Instituto Mixto de Tecnología Química. Consejo Superior de Investigaciones Científicas/Universidad Politécnica de Valencia (CSIC/UPV) Avd. Los Naranjos s/n, 46022, Valencia, Spain.
Instituto de Investigación Sanitaria (IIS) La Fe, Hospital Universitari i Politècnic La Fe, Avenida de Fernando Abril Martorell 106, 46026, Valencia, Spain.
Free Radic Biol Med. 2019 Sep;141:150-158. doi: 10.1016/j.freeradbiomed.2019.06.010. Epub 2019 Jun 10.
Phototoxic effects of 6,8 dihalogenated quinolones confers to this type of molecules a potential property as photochemotherapeutic agents. Two photodehalogenation processes seem to be involved in the remarkable photoinduced cellular damage. In this context, a new 6,8 dihalogenated quinolone 1 (1-methyl-6,8-difluoro-4-oxo-7-aminodimethyl-1,4-dihydroquinoline-3-carboxylic acid) was synthetized looking for improving the phototoxic properties of fluoroquinolones (FQ) and to determine the role of the photodegradation pathways in the FQ phototoxicity. With this purpose, fluorescence emissions, laser flash photolysis experiments and photodegradation studies were performed with compound 1 using 1-ethyl-6,8-difluoro-4-oxo-7-aminodimethyl-1,4-dihidroquinoline-3-carboxylic acid (2) and lomefloxacin (LFX) as reference compounds. The shortening of alkyl chain of the N(1) of the quinolone ring revealed a lifetime increase of the reactive aryl cation generated from photolysis of the three FQ and a significant reduction of the FQ photodegradation quantum yield. The fact that these differences were smaller when the same study was done using a hydrogen donor solvent (ethanol-aqueous buffer, 50/50 v/v) evidenced the highest ability of the reactive intermediate arising from 1 to produce intermolecular alkylations. These results were correlated with in vitro 3T3 NRU phototoxicity test. Thus, when Photo-Irritation-Factor (PIF) was determined for 1, 2 and LFX using cytotoxicity profiles of BALB/c 3T3 fibroblasts treated with each compound in the presence and absence of UVA light, a PIF more higher than 30 was obtained for 1 while the values for 2 and LFX were only higher than 8 and 10, respectively. Thereby, the present study illustrates an approach to modulate the photosensitizing properties of FQ with the purpose to improve the chemotherapeutic properties of antitumor quinolones. Moreover, the results obtained in this study also evidence that the key pathway responsible for the phototoxic properties associated with dihalogenated quinolones is the aryl cation generation.

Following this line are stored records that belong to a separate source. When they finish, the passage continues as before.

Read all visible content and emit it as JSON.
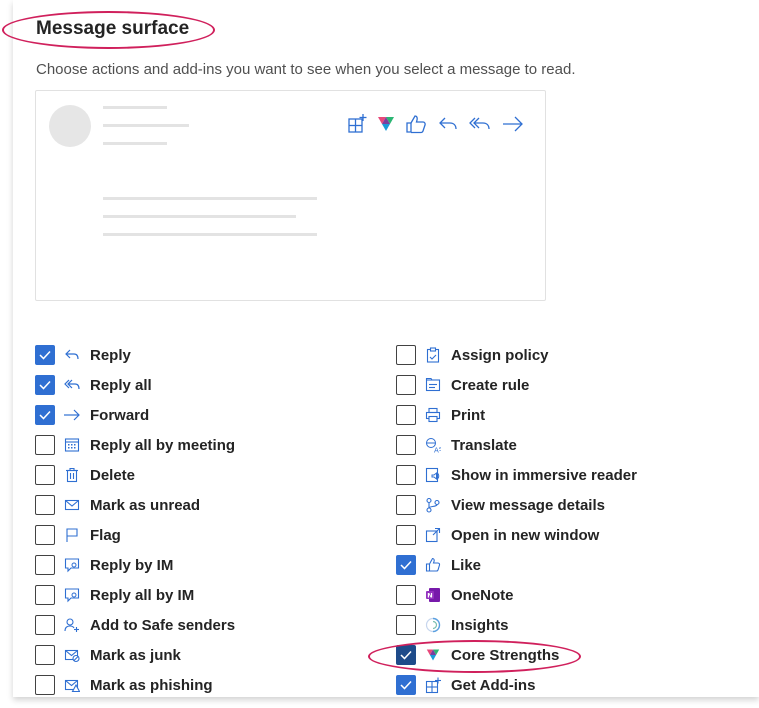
{
  "section": {
    "title": "Message surface",
    "description": "Choose actions and add-ins you want to see when you select a message to read."
  },
  "preview": {
    "toolbar_icons": [
      "get-add-ins-icon",
      "core-strengths-icon",
      "like-icon",
      "reply-icon",
      "reply-all-icon",
      "forward-icon"
    ]
  },
  "options_left": [
    {
      "label": "Reply",
      "checked": true,
      "icon": "reply-icon"
    },
    {
      "label": "Reply all",
      "checked": true,
      "icon": "reply-all-icon"
    },
    {
      "label": "Forward",
      "checked": true,
      "icon": "forward-icon"
    },
    {
      "label": "Reply all by meeting",
      "checked": false,
      "icon": "calendar-icon"
    },
    {
      "label": "Delete",
      "checked": false,
      "icon": "trash-icon"
    },
    {
      "label": "Mark as unread",
      "checked": false,
      "icon": "envelope-icon"
    },
    {
      "label": "Flag",
      "checked": false,
      "icon": "flag-icon"
    },
    {
      "label": "Reply by IM",
      "checked": false,
      "icon": "chat-icon"
    },
    {
      "label": "Reply all by IM",
      "checked": false,
      "icon": "chat-icon"
    },
    {
      "label": "Add to Safe senders",
      "checked": false,
      "icon": "person-add-icon"
    },
    {
      "label": "Mark as junk",
      "checked": false,
      "icon": "junk-icon"
    },
    {
      "label": "Mark as phishing",
      "checked": false,
      "icon": "phishing-icon"
    }
  ],
  "options_right": [
    {
      "label": "Assign policy",
      "checked": false,
      "icon": "clipboard-icon"
    },
    {
      "label": "Create rule",
      "checked": false,
      "icon": "rule-icon"
    },
    {
      "label": "Print",
      "checked": false,
      "icon": "printer-icon"
    },
    {
      "label": "Translate",
      "checked": false,
      "icon": "translate-icon"
    },
    {
      "label": "Show in immersive reader",
      "checked": false,
      "icon": "immersive-reader-icon"
    },
    {
      "label": "View message details",
      "checked": false,
      "icon": "details-icon"
    },
    {
      "label": "Open in new window",
      "checked": false,
      "icon": "new-window-icon"
    },
    {
      "label": "Like",
      "checked": true,
      "icon": "like-icon"
    },
    {
      "label": "OneNote",
      "checked": false,
      "icon": "onenote-icon"
    },
    {
      "label": "Insights",
      "checked": false,
      "icon": "insights-icon"
    },
    {
      "label": "Core Strengths",
      "checked": true,
      "icon": "core-strengths-icon"
    },
    {
      "label": "Get Add-ins",
      "checked": true,
      "icon": "get-add-ins-icon"
    }
  ],
  "colors": {
    "accent": "#2f6fd2",
    "icon": "#2f6fd2",
    "highlight": "#d0205c"
  }
}
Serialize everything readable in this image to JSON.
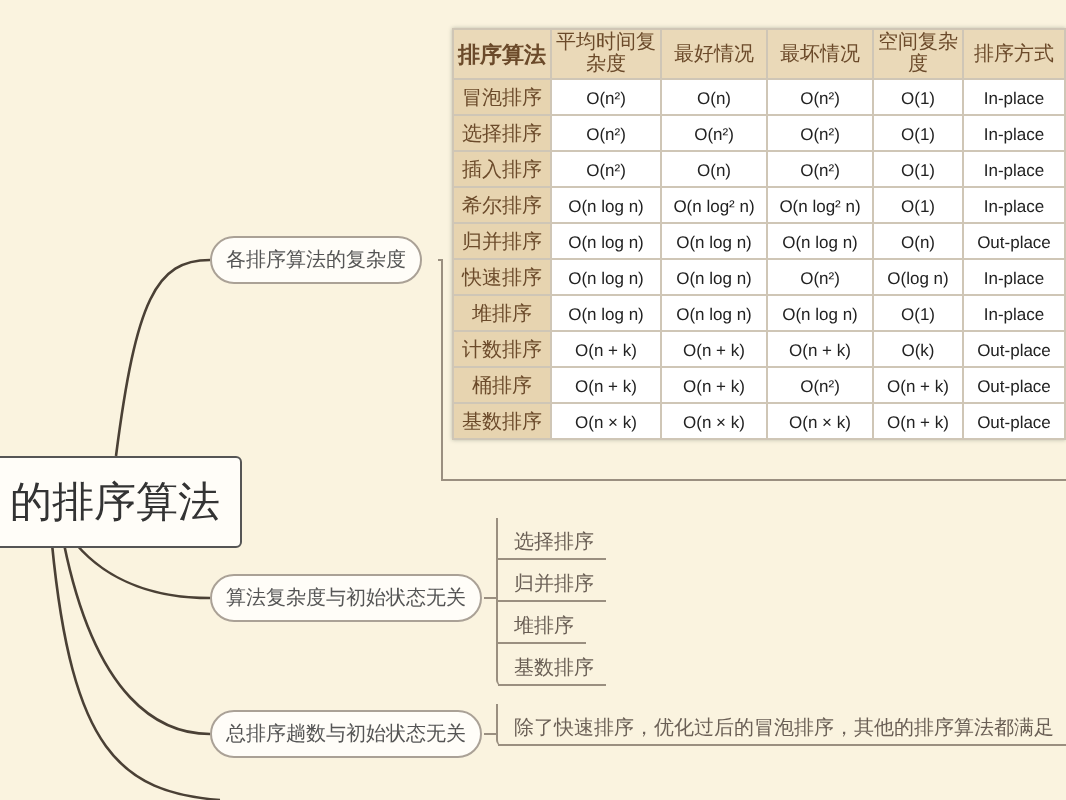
{
  "root": {
    "title": "的排序算法"
  },
  "branches": [
    {
      "kind": "table",
      "label": "各排序算法的复杂度",
      "table": {
        "columns": [
          "排序算法",
          "平均时间复杂度",
          "最好情况",
          "最坏情况",
          "空间复杂度",
          "排序方式"
        ],
        "rows": [
          [
            "冒泡排序",
            "O(n²)",
            "O(n)",
            "O(n²)",
            "O(1)",
            "In-place"
          ],
          [
            "选择排序",
            "O(n²)",
            "O(n²)",
            "O(n²)",
            "O(1)",
            "In-place"
          ],
          [
            "插入排序",
            "O(n²)",
            "O(n)",
            "O(n²)",
            "O(1)",
            "In-place"
          ],
          [
            "希尔排序",
            "O(n log n)",
            "O(n log² n)",
            "O(n log² n)",
            "O(1)",
            "In-place"
          ],
          [
            "归并排序",
            "O(n log n)",
            "O(n log n)",
            "O(n log n)",
            "O(n)",
            "Out-place"
          ],
          [
            "快速排序",
            "O(n log n)",
            "O(n log n)",
            "O(n²)",
            "O(log n)",
            "In-place"
          ],
          [
            "堆排序",
            "O(n log n)",
            "O(n log n)",
            "O(n log n)",
            "O(1)",
            "In-place"
          ],
          [
            "计数排序",
            "O(n + k)",
            "O(n + k)",
            "O(n + k)",
            "O(k)",
            "Out-place"
          ],
          [
            "桶排序",
            "O(n + k)",
            "O(n + k)",
            "O(n²)",
            "O(n + k)",
            "Out-place"
          ],
          [
            "基数排序",
            "O(n × k)",
            "O(n × k)",
            "O(n × k)",
            "O(n + k)",
            "Out-place"
          ]
        ]
      }
    },
    {
      "kind": "list",
      "label": "算法复杂度与初始状态无关",
      "items": [
        "选择排序",
        "归并排序",
        "堆排序",
        "基数排序"
      ]
    },
    {
      "kind": "note",
      "label": "总排序趟数与初始状态无关",
      "note": "除了快速排序，优化过后的冒泡排序，其他的排序算法都满足"
    }
  ]
}
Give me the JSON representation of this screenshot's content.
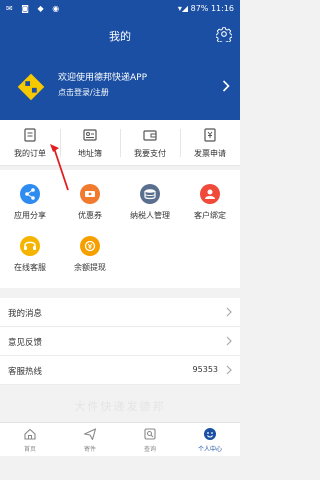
{
  "status_bar": {
    "left_icons": [
      "mail-icon",
      "message-icon",
      "tag-icon",
      "chat-icon"
    ],
    "battery": "87%",
    "time": "11:16"
  },
  "nav": {
    "title": "我的"
  },
  "profile": {
    "welcome": "欢迎使用德邦快递APP",
    "login_prompt": "点击登录/注册"
  },
  "quick_actions": [
    {
      "label": "我的订单",
      "icon": "order-icon"
    },
    {
      "label": "地址簿",
      "icon": "address-book-icon"
    },
    {
      "label": "我要支付",
      "icon": "wallet-icon"
    },
    {
      "label": "发票申请",
      "icon": "invoice-icon"
    }
  ],
  "services": [
    {
      "label": "应用分享",
      "icon": "share-icon",
      "color": "#2e8bf0"
    },
    {
      "label": "优惠券",
      "icon": "coupon-icon",
      "color": "#f07a2e"
    },
    {
      "label": "纳税人管理",
      "icon": "taxpayer-icon",
      "color": "#5a6f8e"
    },
    {
      "label": "客户绑定",
      "icon": "customer-bind-icon",
      "color": "#f04a3a"
    },
    {
      "label": "在线客服",
      "icon": "online-service-icon",
      "color": "#f5b400"
    },
    {
      "label": "余额提现",
      "icon": "withdraw-icon",
      "color": "#f5a000"
    }
  ],
  "menu": [
    {
      "label": "我的消息",
      "value": ""
    },
    {
      "label": "意见反馈",
      "value": ""
    },
    {
      "label": "客服热线",
      "value": "95353"
    }
  ],
  "watermark": "大件快递发德邦",
  "tabs": [
    {
      "label": "首页",
      "icon": "home-icon",
      "active": false
    },
    {
      "label": "寄件",
      "icon": "send-icon",
      "active": false
    },
    {
      "label": "查询",
      "icon": "query-icon",
      "active": false
    },
    {
      "label": "个人中心",
      "icon": "profile-icon",
      "active": true
    }
  ],
  "colors": {
    "brand": "#1a4fa3",
    "logo_yellow": "#f5c800",
    "pointer_red": "#e02020"
  }
}
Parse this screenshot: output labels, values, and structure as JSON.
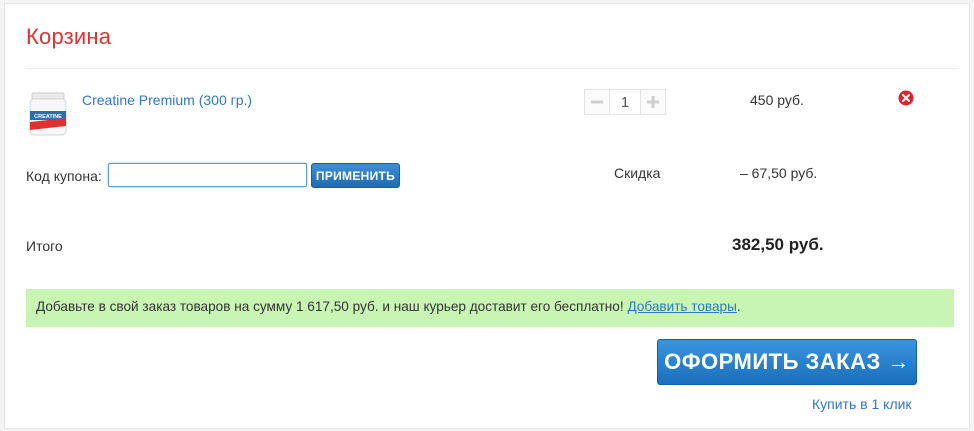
{
  "cart": {
    "title": "Корзина",
    "item": {
      "name": "Creatine Premium (300 гр.)",
      "quantity": "1",
      "price": "450 руб.",
      "thumb_text": "CREATINE"
    },
    "coupon": {
      "label": "Код купона:",
      "value": "",
      "apply_label": "ПРИМЕНИТЬ"
    },
    "discount": {
      "label": "Скидка",
      "value": "– 67,50 руб."
    },
    "total": {
      "label": "Итого",
      "value": "382,50 руб."
    },
    "notice": {
      "text": "Добавьте в свой заказ товаров на сумму 1 617,50 руб. и наш курьер доставит его бесплатно!",
      "link": "Добавить товары",
      "suffix": "."
    },
    "checkout_label": "ОФОРМИТЬ ЗАКАЗ →",
    "one_click_label": "Купить в 1 клик"
  },
  "icons": {
    "minus": "minus-icon",
    "plus": "plus-icon",
    "remove": "remove-icon"
  },
  "colors": {
    "title": "#e03131",
    "link": "#2f78c4",
    "button": "#1f6bb3",
    "notice_bg": "#c8f5b4",
    "remove": "#d9262e"
  }
}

光毒性作用的 6,8 二卤代喹诺酮赋予这类分子作为光化疗剂的潜在特性。两种光脱卤过程似乎都参与了显著的光诱导细胞损伤。在这种情况下,新合成了一种 6,8 二卤代喹诺酮 1(1-甲基-6,8-二氟-4-氧代-7-氨基二甲基-1,4-二氢喹啉-3-羧酸),以期提高氟喹诺酮(FQ)的光毒性,并确定光降解途径在 FQ 光毒性中的作用。为此,使用 1-乙基-6,8-二氟-4-氧代-7-氨基二甲基-1,4-二氢喹啉-3-羧酸(2)和洛美沙星(LFX)作为参考化合物,对化合物 1 进行了荧光发射、激光闪光光解实验和光降解研究。喹诺酮环 N(1)上的烷基链缩短,表明三种 FQ 光解生成的反应性芳基阳离子的寿命延长,而 FQ 光降解量子产率显著降低。当在使用氢供体溶剂(乙醇-水缓冲液,50/50v/v)进行相同研究时,这些差异较小,这表明 1 产生的反应性中间体具有产生分子间烷基化的最高能力。这些结果与体外 3T3NRU 光毒性试验相关。因此,当使用 BALB/c 3T3 成纤维细胞的细胞毒性曲线确定 1、2 和 LFX 的光刺激因子(PIF)时,在存在和不存在 UVA 光的情况下,用每种化合物处理,1 的 PIF 大于 30,而 2 和 LFX 的 PIF 分别大于 8 和 10。因此,本研究说明了一种调节 FQ 光致敏特性的方法,旨在提高抗肿瘤喹诺酮的化疗特性。此外,本研究还表明,与二卤代喹诺酮相关的光毒性特性的关键途径是芳基阳离子的生成。